I’m doing some prep work for a little personal project I’m working on. For reasons that will hopefully become clear in future posts, I want to do the following:
Given the fully-qualified name of a type (whether it’s a class, struct, or function), generate a unique identifier for it.
The identifier has to have the following properties:
- It should fit into 32 bits.
- It should be unique only within the scope of a given program.
- Speed isn’t a big factor since the results can be cached, but the faster it can be generated the better.
Since the scope of uniqueness I care for is limited, I theorized that the first four bytes of a SHA-1 hash of the fully qualified name of the type should be unique enough in a given program space. It’s an assumption that sounds reasonable, but I had to test it before basing any code on it.
And while I was at it, I decided to test MD5 as well because it’s supposedly faster. I also threw in CRC32 just for laughs, because I reasoned while it would be the fastest of the three it would fail miserably at generating unique ID’s with a large enough set of types. Or so I thought.
Generating SHA-1 and MD5 using .NET is trivial thanks to the classes in the System.Security.Cryptography namespace, but I had to look elsewhere for CRC32. I finally found an excellent and robust implementation on David Anson’s blog.
To test all three I wrote a little C# console application that went through all the types in the System assembly, computed all three hashes, and took the first four bytes of the hash and stuffed them into a UInt32. The program ends by printing out the total number of types found and the total number of unique IDs generated.
Here’s the first run with just the types in the System assembly:
Number of types = 2779 Number of sha1 hashes = 2779 Number of md5 hashes = 2779 Number of crc32 hashes = 2779
That looks reasonable enough. CRC32 was doing pretty well. But I was sure it won’t take long to break it.
Same test again, but this time with System, System.Xml, and System.Xml.Linq
Number of types = 3740 Number of sha1 hashes = 3740 Number of md5 hashes = 3740 Number of crc32 hashes = 3740
I kept adding assemblies and rerunning the test, and still all hashing algorithms managed to produce unique ID’s. The final test I ran was this:
Number of types = 10183 Number of sha1 hashes = 10183 Number of md5 hashes = 10183 Number of crc32 hashes = 10183
10,000 types and still CRC32 was holding its ground. At that point I began to suspect that something was wrong with my code. More drastic testing was required.

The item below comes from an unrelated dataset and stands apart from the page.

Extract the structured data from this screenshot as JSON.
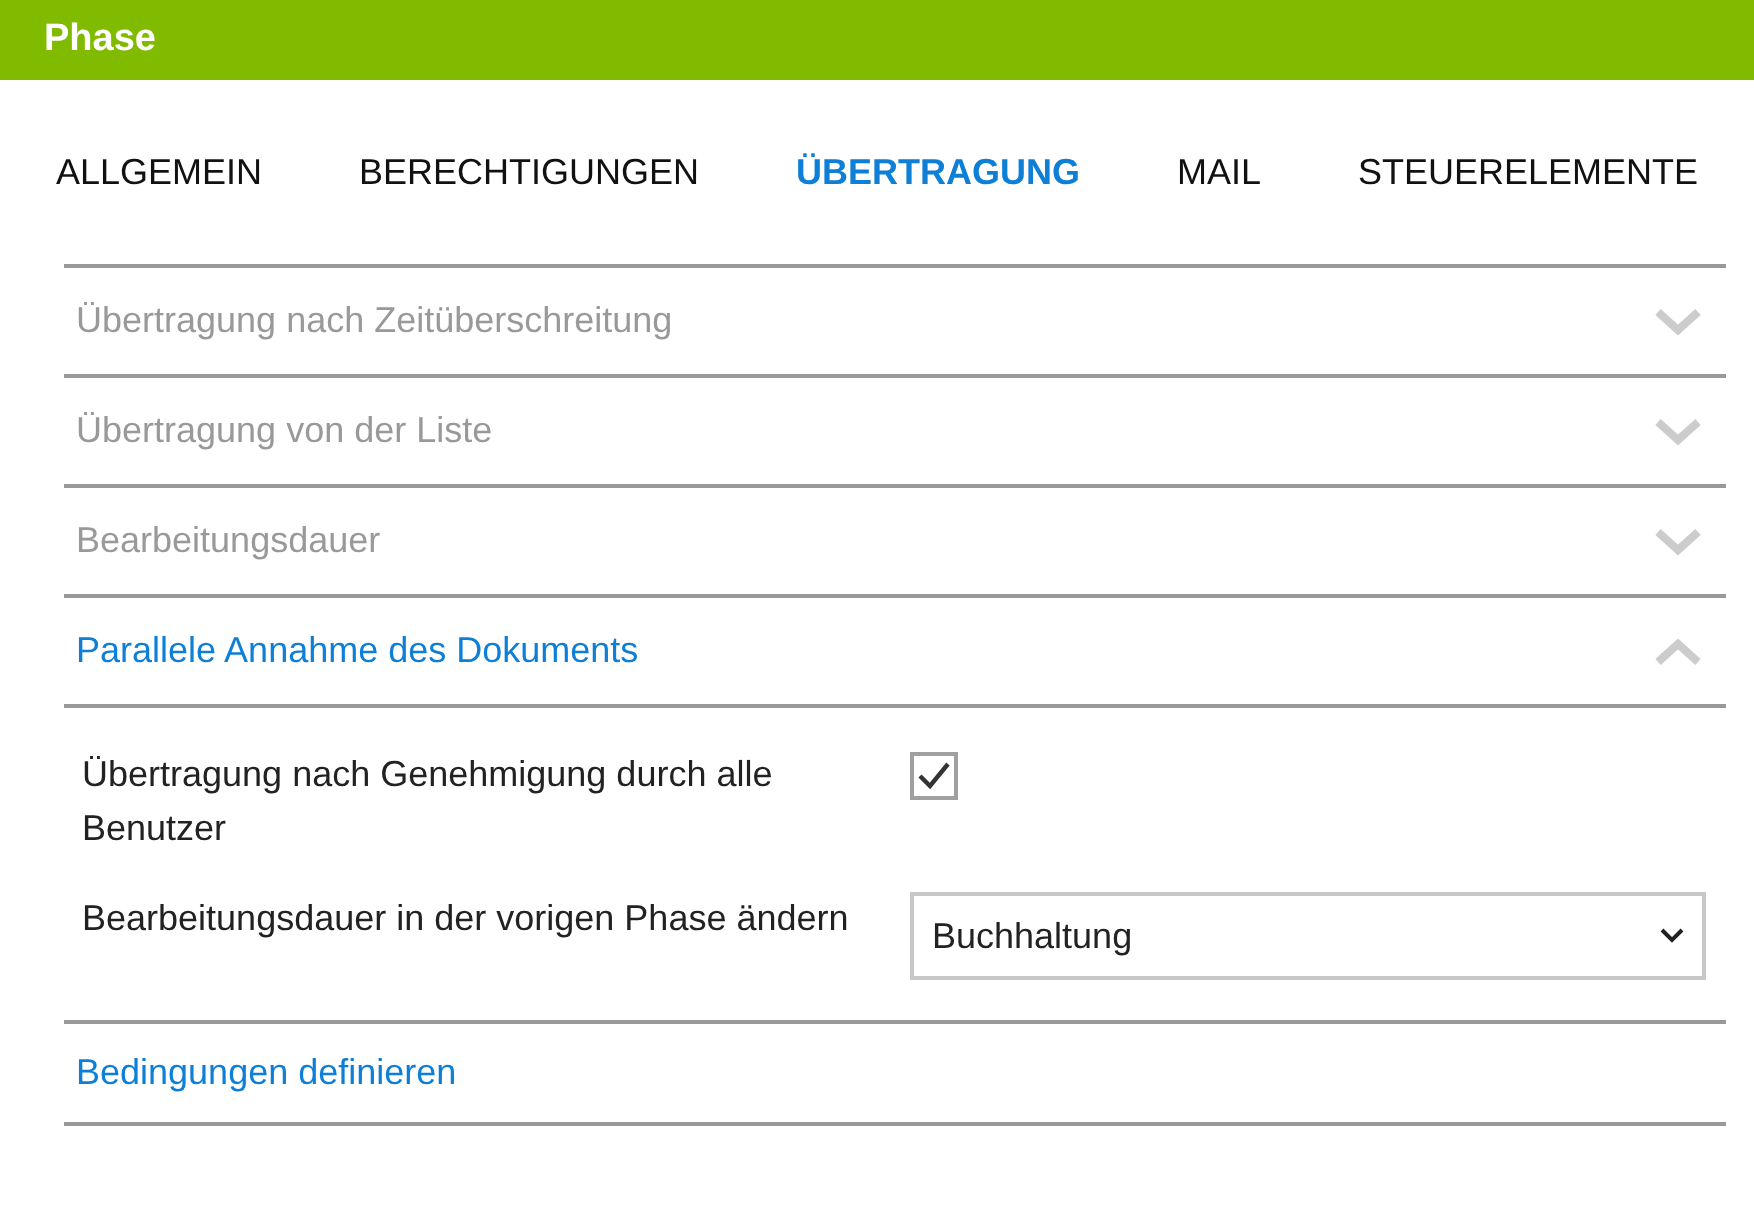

So I downloaded Moby Dick, modified the program to run through the file and store every line in a list while removing duplicates and trimming whitespaces, and then ran the hashing algorithms on each line in that list:
Number of unique lines = 18847 Number of sha1 hashes = 18847 Number of md5 hashes = 18847 Number of crc32 hashes = 18847
And again with War and Peace:
Number of unique lines = 50605 Number of sha1 hashes = 50604 Number of md5 hashes = 50605 Number of crc32 hashes = 50605
Finally one algorithm produced a duplicate, but it’s SHA-1. CRC32 is still tugging along happily.
I wasn’t going to give up until the others broke, so I tried again with The Bible:
Number of unique lines = 98377 Number of sha1 hashes = 98377 Number of md5 hashes = 98376 Number of crc32 hashes = 98377
The word of God did manage to shake MD5, but not the humble CRC32. Underestimating the meek is never a good idea.
All three books combined together now in one giant 10-megabyte file:
Number of unique lines = 167309 Number of sha1 hashes = 167307 Number of md5 hashes = 167305 Number of crc32 hashes = 167307
Finally CRC32 cracks, but not before finishing head to head with SHA-1.
I don’t know much about statistics and cryptography, so I don’t know what conclusions someone with better knowledge of the subject would draw from all of this. But in my case I’m now more than comfortable to assume the CRC32 will cover my needs quite adequately. I will probably still add some debug-only checks to my code to ensure that no duplicate ID’s are generated in my program, but otherwise, and contrary to my initial assumption, CRC32 are unique enough.